Yusuf Salam, born 1924: “A week before the attack, my brother Mustafa and my cousin Muhammad, who were staying with some of our relatives at Kafr Lam, were killed by the Jews in an attack on the village. My father was wounded while trying to bring back their bodies. I was awakened by the sound of bullets. I saw them enter the village and even though a white flag had been hung from the minaret of the mosque, they killed every man who crossed their path.”
Muhammad Kamil al-Dassuki, born 1935: “At dawn, I saw boats unloading soldiers near al-Burj, north of the village, and they advanced toward the various entrances of Tantura.
“While we were carrying the dead, a young man—it was Mustafa al-Salbud—started to weep. A soldier asked him what was the matter. He replied, ‘My two brothers have been killed. Here’s the body of my brother Khalil, and here is my brother Muhammad. My mother has no one but me now.’ ‘What use is your life then?’ the soldier asked. And he shot him.
“In the cemetery, I saw cars filled with Jews, some of them laughing and singing, but others were terribly silent.”
In the POV magazine interview, Schwarz reveals that it’s “very hard to do what I’m doing, psychologically, I went through hell. I love my country, I believe in it, and I hope it will have a future … One thing I’m sure about, I can’t prove it, is that things occurred there that should not have occurred according to military war laws.” Given the current official state of Israeli politics, with a new coalition government that includes a fascist party, Schwarz’s effort took some courage.
Israel is a capitalist state founded through “the dispossession of another people and maintained through war and repression, and social inequality at home,” as the WSWS has observed. “Unquestionably one of the most potent factors re-igniting anti-Semitism today is the brutal methods adopted by the Israeli government.”
The Israeli regime and its apologists routinely lump together hostility to its current mistreatment of the Palestinians with anti-Semitism. They attempt as well to prevent any objective appraisal of what Israel did to the Palestinians in the past. All this serves a very definite purpose, in obscuring political understanding.
These reactionary efforts at self-defense on the part of the Israeli establishment are now accompanied by a ferocious international effort by all major Western governments to equate opposition to Zionism with anti- Semitism.
This is in line with the general effort to conflate opposition to Israel’s crimes with hatred of Jews. This comes at a time when right-wing anti-Semitism is on the rise. There is a well-known and well-publicized alliance between the Israeli state and fascist elements all over the world, including Trump and the Republican Party in the US.

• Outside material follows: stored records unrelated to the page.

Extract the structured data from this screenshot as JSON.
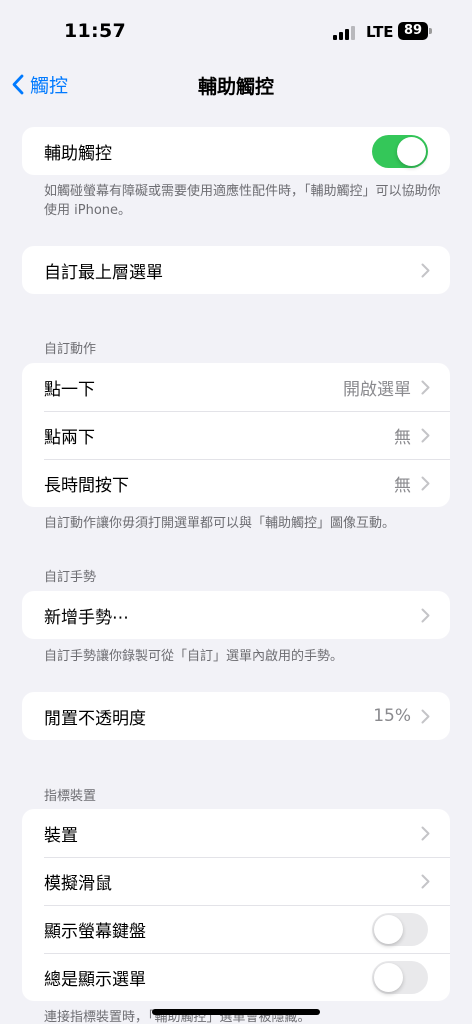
{
  "status": {
    "time": "11:57",
    "network": "LTE",
    "battery": "89"
  },
  "nav": {
    "back_label": "觸控",
    "title": "輔助觸控"
  },
  "main_toggle": {
    "label": "輔助觸控",
    "on": true
  },
  "main_footer": "如觸碰螢幕有障礙或需要使用適應性配件時，「輔助觸控」可以協助你使用 iPhone。",
  "top_menu": {
    "label": "自訂最上層選單"
  },
  "custom_actions": {
    "header": "自訂動作",
    "items": [
      {
        "label": "點一下",
        "value": "開啟選單"
      },
      {
        "label": "點兩下",
        "value": "無"
      },
      {
        "label": "長時間按下",
        "value": "無"
      }
    ],
    "footer": "自訂動作讓你毋須打開選單都可以與「輔助觸控」圖像互動。"
  },
  "custom_gestures": {
    "header": "自訂手勢",
    "new_label": "新增手勢⋯",
    "footer": "自訂手勢讓你錄製可從「自訂」選單內啟用的手勢。"
  },
  "idle_opacity": {
    "label": "閒置不透明度",
    "value": "15%"
  },
  "pointer_devices": {
    "header": "指標裝置",
    "devices_label": "裝置",
    "mouse_keys_label": "模擬滑鼠",
    "show_keyboard": {
      "label": "顯示螢幕鍵盤",
      "on": false
    },
    "always_show_menu": {
      "label": "總是顯示選單",
      "on": false
    },
    "footer": "連接指標裝置時，「輔助觸控」選單會被隱藏。"
  },
  "colors": {
    "accent": "#007aff",
    "toggle_on": "#34c759",
    "background": "#f2f2f7"
  }
}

Meanwhile, the Democrats and the Biden administration, who shout a great deal about Israel’s “right to defend itself” and also smear anti-Zionist opposition as anti-Jewish, encourage, finance and arm the fascist- and anti-Semite-infested Ukrainian regime.
One of the most convincing arguments against these forces and their lying claims is the actual historical record. Tantura is evidence that the Israeli state was born in criminal and bloody repression.